Why pylock.toml includes digital attestations

A Python project got hacked where malicious releases were directly uploaded to PyPI. I said on Mastodon that had the project used trusted publishing with digital attestations, then people using a pylock.toml file would have noticed something odd was going on thanks to the lock file including attestation data. That led to someone asking for a link to something to explain what I meant. I didn't have a link handy since it's buried in 4 years and over 1,800 comments of discussion, so I figured I would write a blog post. 😁

Since trusted publishing is a prerequisite for digital attestations, I'll cover that quickly. Basically you can set a project up on PyPI such that a continuous deployment (CD) system can upload a release to PyPI on your behalf. Since PyPI has to trust the CD system to do security right as it lets other sites upload to PyPI on your behalf, not every CD system out there is supported, but the big ones are and others get added as appropriate.
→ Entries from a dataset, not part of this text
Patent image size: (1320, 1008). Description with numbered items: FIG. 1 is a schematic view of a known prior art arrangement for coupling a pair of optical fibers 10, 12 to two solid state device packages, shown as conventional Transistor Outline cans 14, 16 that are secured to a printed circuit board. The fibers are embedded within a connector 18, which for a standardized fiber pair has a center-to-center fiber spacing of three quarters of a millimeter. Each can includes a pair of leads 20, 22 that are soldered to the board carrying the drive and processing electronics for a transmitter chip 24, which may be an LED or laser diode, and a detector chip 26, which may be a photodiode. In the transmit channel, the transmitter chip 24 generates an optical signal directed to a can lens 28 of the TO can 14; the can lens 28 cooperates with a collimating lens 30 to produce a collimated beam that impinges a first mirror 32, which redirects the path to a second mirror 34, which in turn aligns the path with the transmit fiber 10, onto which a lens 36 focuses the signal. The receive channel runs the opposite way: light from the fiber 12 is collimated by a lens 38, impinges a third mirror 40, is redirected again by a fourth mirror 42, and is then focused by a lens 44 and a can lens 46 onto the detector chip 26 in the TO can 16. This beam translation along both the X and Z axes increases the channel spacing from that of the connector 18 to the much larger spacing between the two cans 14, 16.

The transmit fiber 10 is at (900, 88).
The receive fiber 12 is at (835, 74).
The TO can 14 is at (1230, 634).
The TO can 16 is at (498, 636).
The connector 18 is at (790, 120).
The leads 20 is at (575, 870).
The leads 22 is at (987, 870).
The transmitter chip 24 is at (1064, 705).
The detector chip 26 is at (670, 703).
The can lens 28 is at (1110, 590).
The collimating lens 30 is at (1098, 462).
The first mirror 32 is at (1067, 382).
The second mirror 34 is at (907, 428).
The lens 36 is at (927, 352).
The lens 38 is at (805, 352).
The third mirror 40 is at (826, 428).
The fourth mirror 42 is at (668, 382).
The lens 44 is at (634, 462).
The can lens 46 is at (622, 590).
Since this helps automate releases without exposing any keys to PyPI that someone might try to steal, it's a great thing to make your life as a maintainer easier while doing something safer; win-win!

Digital attestations are a way for a CD system to attest that a file came from that CD system. That's handy as once you know where a file should come from you can verify that fact to make sure nothing nefarious is going on. And since this is just a thing to flip on, it's extremely simple to do. If you use the official PyPA publish action for GitHub Actions, you get it automatically. For other CD systems it should be a copy-and-paste thing into your CD configuration.
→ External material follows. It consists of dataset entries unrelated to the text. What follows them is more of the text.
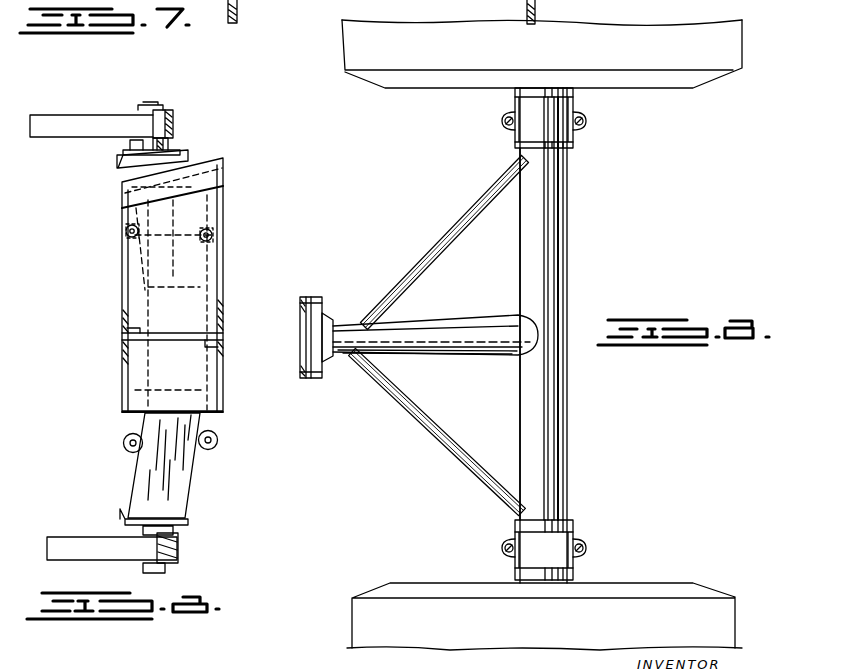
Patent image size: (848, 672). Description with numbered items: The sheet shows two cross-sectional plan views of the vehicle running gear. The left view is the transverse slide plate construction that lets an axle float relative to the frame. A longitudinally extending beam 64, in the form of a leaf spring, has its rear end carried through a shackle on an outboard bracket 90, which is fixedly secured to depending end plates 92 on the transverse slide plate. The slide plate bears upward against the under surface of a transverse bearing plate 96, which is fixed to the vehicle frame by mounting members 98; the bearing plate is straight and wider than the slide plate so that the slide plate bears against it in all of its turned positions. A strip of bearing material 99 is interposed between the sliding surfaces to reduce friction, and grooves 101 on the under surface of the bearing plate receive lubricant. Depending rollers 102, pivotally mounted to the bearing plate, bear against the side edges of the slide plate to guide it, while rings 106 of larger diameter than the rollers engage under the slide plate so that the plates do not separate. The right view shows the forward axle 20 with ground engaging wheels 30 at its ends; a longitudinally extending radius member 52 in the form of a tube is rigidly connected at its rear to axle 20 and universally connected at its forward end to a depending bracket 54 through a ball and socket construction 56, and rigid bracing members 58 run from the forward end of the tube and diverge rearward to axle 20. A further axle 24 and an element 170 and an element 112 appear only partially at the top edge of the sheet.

In FIG. 8, the beam 64 is at (52, 138).
In FIG. 8, the outboard bracket 90 is at (175, 139).
In FIG. 8, the depending end plate 92 is at (188, 160).
In FIG. 8, the bearing plate 96 is at (205, 300).
In FIG. 8, the mounting member 98 is at (135, 333).
In FIG. 8, the groove 101 is at (140, 272).
In FIG. 8, the strip of bearing material 99 is at (183, 472).
In FIG. 8, the roller 102 is at (128, 448).
In FIG. 8, the ring 106 is at (130, 458).
In FIG. 9, the ground engaging wheel 30 is at (618, 78).
In FIG. 9, the axle 20 is at (555, 276).
In FIG. 9, the bracing member 58 is at (450, 245).
In FIG. 9, the radius member 52 is at (410, 325).
In FIG. 9, the depending bracket 54 is at (305, 296).
In FIG. 9, the ball and socket construction 56 is at (325, 365).
In FIG. 9, the member 112 is at (385, 6).
In FIG. 9, the axle 24 is at (455, 4).
In FIG. 9, the pin 170 is at (536, 6).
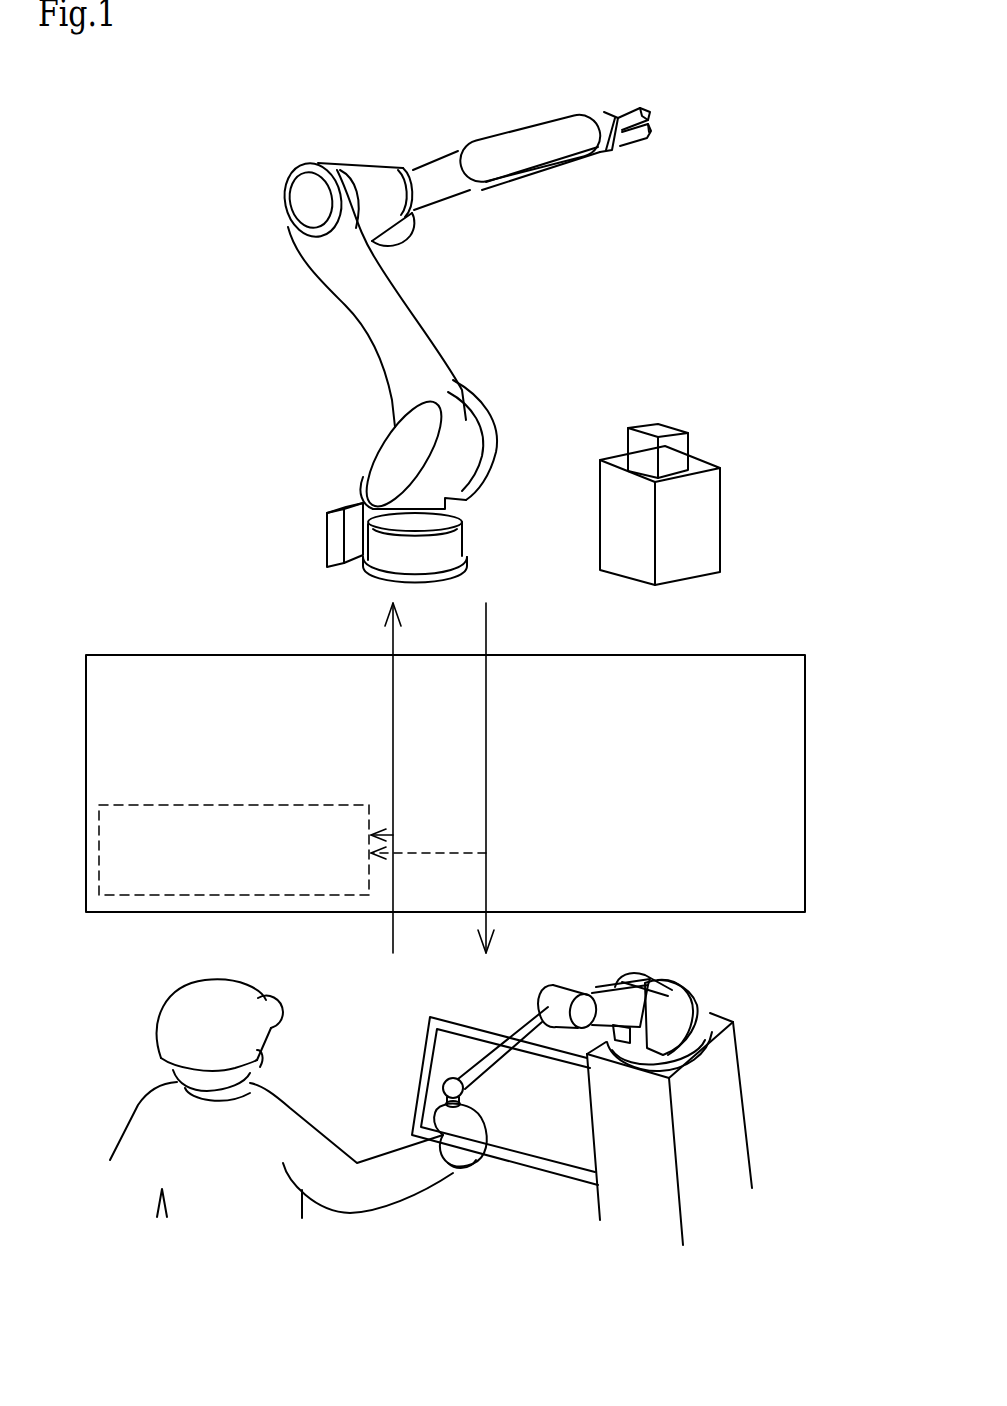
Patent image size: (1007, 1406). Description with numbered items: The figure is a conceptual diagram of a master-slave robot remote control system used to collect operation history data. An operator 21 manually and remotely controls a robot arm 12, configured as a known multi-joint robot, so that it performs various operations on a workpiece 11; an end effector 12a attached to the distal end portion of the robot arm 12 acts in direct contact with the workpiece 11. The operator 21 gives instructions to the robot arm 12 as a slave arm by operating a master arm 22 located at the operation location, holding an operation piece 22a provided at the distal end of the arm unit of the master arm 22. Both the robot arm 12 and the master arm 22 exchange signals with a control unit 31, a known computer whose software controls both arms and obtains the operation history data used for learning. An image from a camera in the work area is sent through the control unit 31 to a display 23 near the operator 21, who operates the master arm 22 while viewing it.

The workpiece 11 is at (660, 428).
The robot arm 12 is at (253, 300).
The end effector 12a is at (631, 143).
The operator 21 is at (120, 1022).
The master arm 22 is at (615, 957).
The operation piece 22a is at (470, 1168).
The display 23 is at (415, 1046).
The control unit 31 is at (537, 655).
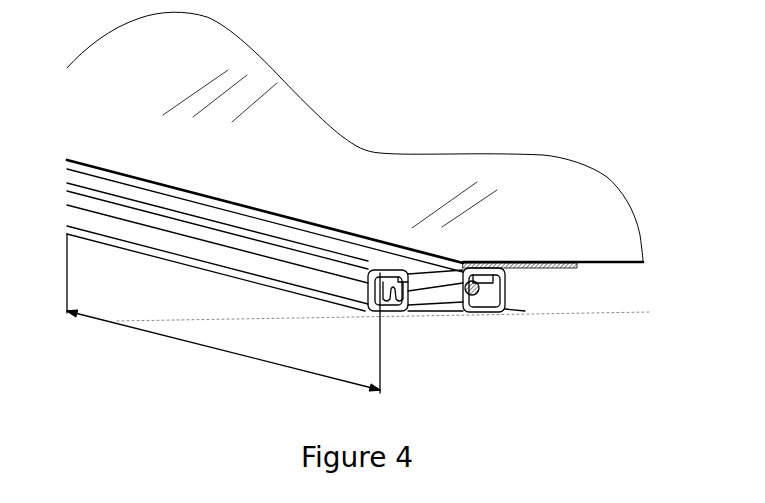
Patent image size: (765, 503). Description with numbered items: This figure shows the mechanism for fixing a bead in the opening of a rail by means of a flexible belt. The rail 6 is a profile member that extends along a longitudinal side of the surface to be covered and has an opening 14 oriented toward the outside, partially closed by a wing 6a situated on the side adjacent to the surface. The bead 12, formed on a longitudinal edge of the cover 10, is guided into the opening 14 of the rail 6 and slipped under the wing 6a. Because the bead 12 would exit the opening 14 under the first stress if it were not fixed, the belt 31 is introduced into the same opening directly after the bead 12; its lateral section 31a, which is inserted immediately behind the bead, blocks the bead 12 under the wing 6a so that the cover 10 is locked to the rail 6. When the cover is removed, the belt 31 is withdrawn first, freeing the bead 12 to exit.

The cover 10 is at (343, 158).
The opening 14 is at (371, 253).
The rail 6 is at (357, 308).
The belt 31 is at (433, 300).
The lateral section of the belt 31a is at (223, 313).
The wing 6a is at (497, 272).
The bead 12 is at (472, 295).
Now, the thing that pylock.toml records is who the publisher is for a file. Taking packaging as an example, you can look at the provenance for packaging-26.0-py3-none-any.whl that comes from the digital attestation and you will notice it tells you the file came from GitHub via the pypa/packaging repo, using the publish.yml workflow run in the "pypi" environment (which you can also see via the file's details on PyPI):

"publisher": {
  "environment": "pypi",
  "kind": "GitHub",
  "repository": "pypa/packaging",
  "workflow": "publish.yml"
}

So what can you do with this information once it's recorded in your pylock.toml? Well, the publisher details are stored for each package in the lock file. That lets code check that any files listed in the lock file for that package version were published from the same publisher that PyPI or whatever index you're using says the file came from. So if the lock file and index differ on where they say a file came from, something bad may have happened.
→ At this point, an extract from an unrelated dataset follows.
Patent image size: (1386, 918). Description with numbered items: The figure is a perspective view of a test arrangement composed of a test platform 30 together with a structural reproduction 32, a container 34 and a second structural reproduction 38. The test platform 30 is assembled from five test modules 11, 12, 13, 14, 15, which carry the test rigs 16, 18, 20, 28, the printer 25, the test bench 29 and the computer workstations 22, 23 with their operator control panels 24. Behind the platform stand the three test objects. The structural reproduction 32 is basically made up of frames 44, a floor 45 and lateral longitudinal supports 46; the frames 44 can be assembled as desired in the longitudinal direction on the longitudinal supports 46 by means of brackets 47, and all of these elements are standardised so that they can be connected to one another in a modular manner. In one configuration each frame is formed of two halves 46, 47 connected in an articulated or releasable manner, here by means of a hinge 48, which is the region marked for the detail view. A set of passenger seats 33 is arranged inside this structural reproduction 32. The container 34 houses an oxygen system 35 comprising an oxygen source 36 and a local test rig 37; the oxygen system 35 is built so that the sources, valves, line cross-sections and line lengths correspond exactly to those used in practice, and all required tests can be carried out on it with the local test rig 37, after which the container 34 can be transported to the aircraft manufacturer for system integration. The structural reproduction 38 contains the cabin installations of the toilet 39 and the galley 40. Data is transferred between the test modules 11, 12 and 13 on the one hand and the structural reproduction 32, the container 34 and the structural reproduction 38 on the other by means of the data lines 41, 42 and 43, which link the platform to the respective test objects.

What can you do as a person if you don't have code to check that things line up (which isn't a lot of code; the lock file should have the index server for the package, so you follow the index server API to get the digital attestation for each file and compare)? There are two things you can do manually. One, if you know that a project uses trusted publishing then that digital attestation details should be in the lock file (you can manually check by looking at the file details on PyPI); if it's missing or changed to something suspicious then something bad may have happened. Two, when looking at a PR to update your lock file (and pylock.toml was designed to be human-readable), if digital attestation details suddenly disappear then something bad probably happened.

So to summarize:

  1. Use trusted publishing if you're a maintainer
  2. Upload digital attestations if you're a maintainer
  3. Use lock files where appropriate (and I'm partial to pylock.toml 😁)
  4. If you're using pylock.toml have code check the recorded attestations are consistent
  5. When reviewing lock file diffs (which you should do!), make sure the digital attestations don't look weird or were suddenly deleted

A special thanks to William Woodruff, Facundo Tuesca, Dustin Ingram, and Donald Stufft for helping to make trusted publishers and digital attestations happen.